|
L’opposition tunisienne passe ces derniers temps par la période la plus sombre qu’elle ait pu connaître depuis des décennies. La cause en est l’éparpillement qu’elle connaît et qui a fait qu’au lieu de gagner de nouvelles positions, elle ne fait que faire marche arrière. Les causes en sont innombrables mais ça ne fait rien d’en rappeler certaines :
Le régime étouffe et tue dans le berceau toute proposition d’ouverture et refuse vigoureusement toute idée de participation ou de dialogue.
L’opposant tunisien est drôlement constitué en ce sens qu’il refuse catégoriquement qu’un autre parle en son nom, qu’il donne son avis sur tout, qu’il refuse de suivre autant qu’il refuse le leadership, ce qui explique que le nombre des organisations et partis approche étrangement celui de leurs adhérents !
Les superpuissances essayent de maîtriser tout changement qui pourrait menacer leurs intérêts, que ce soit par l’amadouement ou, le plus souvent, par la menace et l’histoire du grand Moyen-Orient en est le meilleur exemple.
Tenter de rechercher des solutions dans de telles conditions peut sembler illusoire et il est probable que les choses ne feront qu’empirer mais ça demeure dans tous les cas mieux que d’attendre et de rester indifférent en attendant, comme dit l’adage, que : « plus ça se corse, plus près est la délivrance ! »
J’entends par "Soigne-moi par l’origine du mal" la personnification de la cause, c’est à dire trouver un opposant ou un adversaire pour contrer l’origine du mal représenté par le président du régime tunisien derrière lequel se cachent les profiteurs de la situation tragicomique que nous vivons depuis l’indépendance. La bipolarité a toujours expliqué l’histoire et fait évoluer les religions et les sciences ainsi que tous les domaines de la vie et il est improbable qu’elle échoue à sortir de l’impasse un petit pays comme la Tunisie.
Sans aucune introduction ni explications, je pense que Moncef Marzouki est l’homme de la situation qui a accepté de jouer ce rôle et a accepté d’en assumer les conséquences :
La situation ne supporte plus la politique sinusoïde et du goutte-à-goutte. Il devient nécessaire d’adopter une politique de rupture totale et de confrontation déclarée avec tout ce que ça peut comporter comme dangers pour tout le monde.

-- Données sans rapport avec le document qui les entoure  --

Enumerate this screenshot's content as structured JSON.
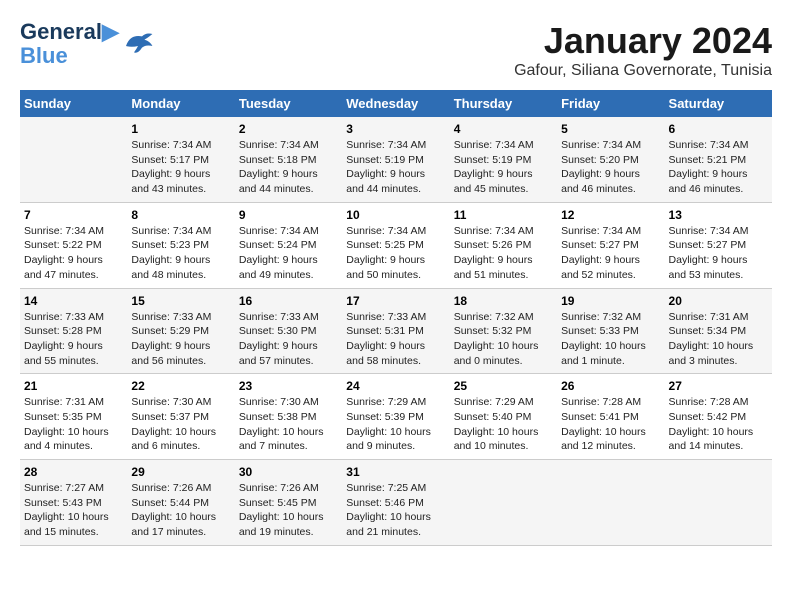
{
  "header": {
    "logo_line1": "General",
    "logo_line2": "Blue",
    "main_title": "January 2024",
    "subtitle": "Gafour, Siliana Governorate, Tunisia"
  },
  "calendar": {
    "days_of_week": [
      "Sunday",
      "Monday",
      "Tuesday",
      "Wednesday",
      "Thursday",
      "Friday",
      "Saturday"
    ],
    "weeks": [
      [
        {
          "day": "",
          "info": ""
        },
        {
          "day": "1",
          "info": "Sunrise: 7:34 AM\nSunset: 5:17 PM\nDaylight: 9 hours\nand 43 minutes."
        },
        {
          "day": "2",
          "info": "Sunrise: 7:34 AM\nSunset: 5:18 PM\nDaylight: 9 hours\nand 44 minutes."
        },
        {
          "day": "3",
          "info": "Sunrise: 7:34 AM\nSunset: 5:19 PM\nDaylight: 9 hours\nand 44 minutes."
        },
        {
          "day": "4",
          "info": "Sunrise: 7:34 AM\nSunset: 5:19 PM\nDaylight: 9 hours\nand 45 minutes."
        },
        {
          "day": "5",
          "info": "Sunrise: 7:34 AM\nSunset: 5:20 PM\nDaylight: 9 hours\nand 46 minutes."
        },
        {
          "day": "6",
          "info": "Sunrise: 7:34 AM\nSunset: 5:21 PM\nDaylight: 9 hours\nand 46 minutes."
        }
      ],
      [
        {
          "day": "7",
          "info": "Sunrise: 7:34 AM\nSunset: 5:22 PM\nDaylight: 9 hours\nand 47 minutes."
        },
        {
          "day": "8",
          "info": "Sunrise: 7:34 AM\nSunset: 5:23 PM\nDaylight: 9 hours\nand 48 minutes."
        },
        {
          "day": "9",
          "info": "Sunrise: 7:34 AM\nSunset: 5:24 PM\nDaylight: 9 hours\nand 49 minutes."
        },
        {
          "day": "10",
          "info": "Sunrise: 7:34 AM\nSunset: 5:25 PM\nDaylight: 9 hours\nand 50 minutes."
        },
        {
          "day": "11",
          "info": "Sunrise: 7:34 AM\nSunset: 5:26 PM\nDaylight: 9 hours\nand 51 minutes."
        },
        {
          "day": "12",
          "info": "Sunrise: 7:34 AM\nSunset: 5:27 PM\nDaylight: 9 hours\nand 52 minutes."
        },
        {
          "day": "13",
          "info": "Sunrise: 7:34 AM\nSunset: 5:27 PM\nDaylight: 9 hours\nand 53 minutes."
        }
      ],
      [
        {
          "day": "14",
          "info": "Sunrise: 7:33 AM\nSunset: 5:28 PM\nDaylight: 9 hours\nand 55 minutes."
        },
        {
          "day": "15",
          "info": "Sunrise: 7:33 AM\nSunset: 5:29 PM\nDaylight: 9 hours\nand 56 minutes."
        },
        {
          "day": "16",
          "info": "Sunrise: 7:33 AM\nSunset: 5:30 PM\nDaylight: 9 hours\nand 57 minutes."
        },
        {
          "day": "17",
          "info": "Sunrise: 7:33 AM\nSunset: 5:31 PM\nDaylight: 9 hours\nand 58 minutes."
        },
        {
          "day": "18",
          "info": "Sunrise: 7:32 AM\nSunset: 5:32 PM\nDaylight: 10 hours\nand 0 minutes."
        },
        {
          "day": "19",
          "info": "Sunrise: 7:32 AM\nSunset: 5:33 PM\nDaylight: 10 hours\nand 1 minute."
        },
        {
          "day": "20",
          "info": "Sunrise: 7:31 AM\nSunset: 5:34 PM\nDaylight: 10 hours\nand 3 minutes."
        }
      ],
      [
        {
          "day": "21",
          "info": "Sunrise: 7:31 AM\nSunset: 5:35 PM\nDaylight: 10 hours\nand 4 minutes."
        },
        {
          "day": "22",
          "info": "Sunrise: 7:30 AM\nSunset: 5:37 PM\nDaylight: 10 hours\nand 6 minutes."
        },
        {
          "day": "23",
          "info": "Sunrise: 7:30 AM\nSunset: 5:38 PM\nDaylight: 10 hours\nand 7 minutes."
        },
        {
          "day": "24",
          "info": "Sunrise: 7:29 AM\nSunset: 5:39 PM\nDaylight: 10 hours\nand 9 minutes."
        },
        {
          "day": "25",
          "info": "Sunrise: 7:29 AM\nSunset: 5:40 PM\nDaylight: 10 hours\nand 10 minutes."
        },
        {
          "day": "26",
          "info": "Sunrise: 7:28 AM\nSunset: 5:41 PM\nDaylight: 10 hours\nand 12 minutes."
        },
        {
          "day": "27",
          "info": "Sunrise: 7:28 AM\nSunset: 5:42 PM\nDaylight: 10 hours\nand 14 minutes."
        }
      ],
      [
        {
          "day": "28",
          "info": "Sunrise: 7:27 AM\nSunset: 5:43 PM\nDaylight: 10 hours\nand 15 minutes."
        },
        {
          "day": "29",
          "info": "Sunrise: 7:26 AM\nSunset: 5:44 PM\nDaylight: 10 hours\nand 17 minutes."
        },
        {
          "day": "30",
          "info": "Sunrise: 7:26 AM\nSunset: 5:45 PM\nDaylight: 10 hours\nand 19 minutes."
        },
        {
          "day": "31",
          "info": "Sunrise: 7:25 AM\nSunset: 5:46 PM\nDaylight: 10 hours\nand 21 minutes."
        },
        {
          "day": "",
          "info": ""
        },
        {
          "day": "",
          "info": ""
        },
        {
          "day": "",
          "info": ""
        }
      ]
    ]
  }
}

Les réserves qu’on a sur Marzouki sont très peu nombreuses et pour la plupart sans importance comme son arrogance ou son narcissisme mais ce sont plutôt des points positifs qui jouent en sa faveur parce que la personne faussement ou véritablement modeste a certainement beaucoup de raison de l’être. Quand à l’histoire de l’inexistence de programme clair, il est utile de rappeler qu’un programme n’est que des promesses électorales qu’il est impossible d’appliquer dans la plupart des cas.
La présence de deux pôles sans plus contribue à découvrir les réalités cachées et à mettre bas les masques et malgré les nombreuses réserves qu’on peut avoir sur le radicalisme, ça permet de discerner nettement qui est avec qui et qui est contre qui.
Les membres de l’élite indépendante n’ont pas besoin de représentants ni de personnifier leurs causes mais le simple citoyen opprimé oublié par tous a besoin de quelqu’un qui parle en son nom et qui l’encourage à accepter des sacrifices dans l’espoir d’un changement.
Nous avons trop perdu et nous n’avons rien à perdre à sacrifier ce qu’il nous reste.